The colour and the sound grew together. The rainbow spanned an enormous gulf. Clouds rushed under it and were pierced by it, and still it grew, reaching forward, conquering the darkness, until it touched something that seemed more solid than a cloud.

The boy stood up. "What is that out there?" he called. "What does it rest on, out at that other end?"

In the morning sunshine a precipice shone forth beyond the gulf A precipice—or was it a castle? The horses moved. They set their feet upon the rainbow.

"Oh, look!" the boy shouted. "Oh, listen! Those caves—or are they gateways? Oh, look between those cliffs at those ledges. I see people! I see trees!"

"Look also below," whispered Sir Thomas. "Neglect not the diviner Acheron."

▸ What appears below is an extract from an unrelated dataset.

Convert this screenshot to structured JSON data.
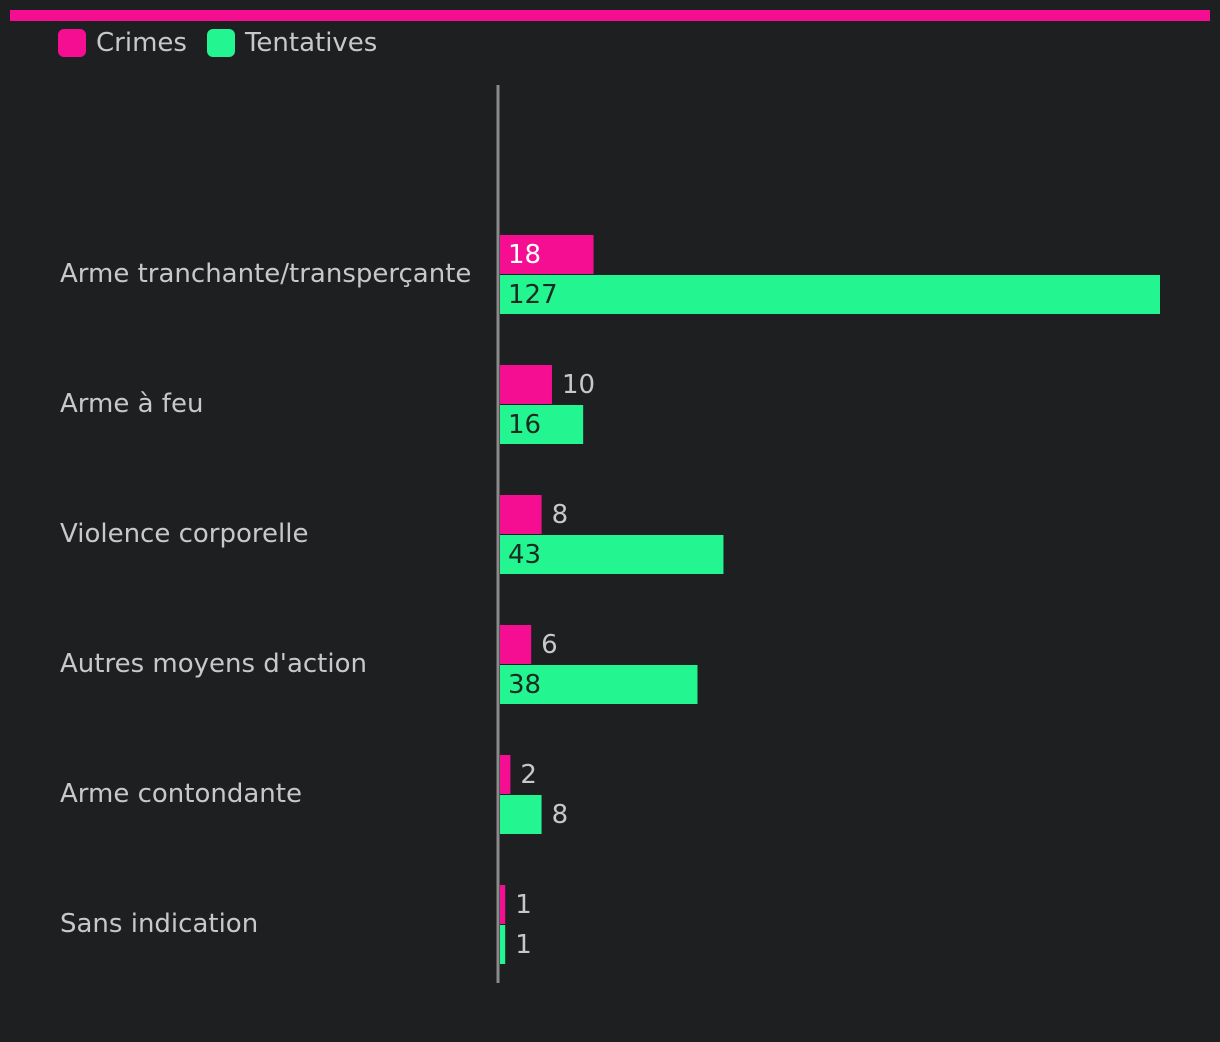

The boy looked below, past the flames of the rainbow that licked against their wheels. The gulf also had cleared, and in its depths there flowed an everlasting river. One sunbeam entered and struck a green pool, and as they passed over he saw three maidens rise to the surface of the pool, singing, and playing with something that glistened like a ring.

"You down in the water——" he called.

They answered, "You up on the bridge——" There was a burst of music. "You up on the bridge, good luck to you. Truth in the depth, truth on the height."

"You down in the water, what are you doing?"

Sir Thomas Browne replied: "They sport in the mancipiary possession of their gold"; and the omnibus arrived.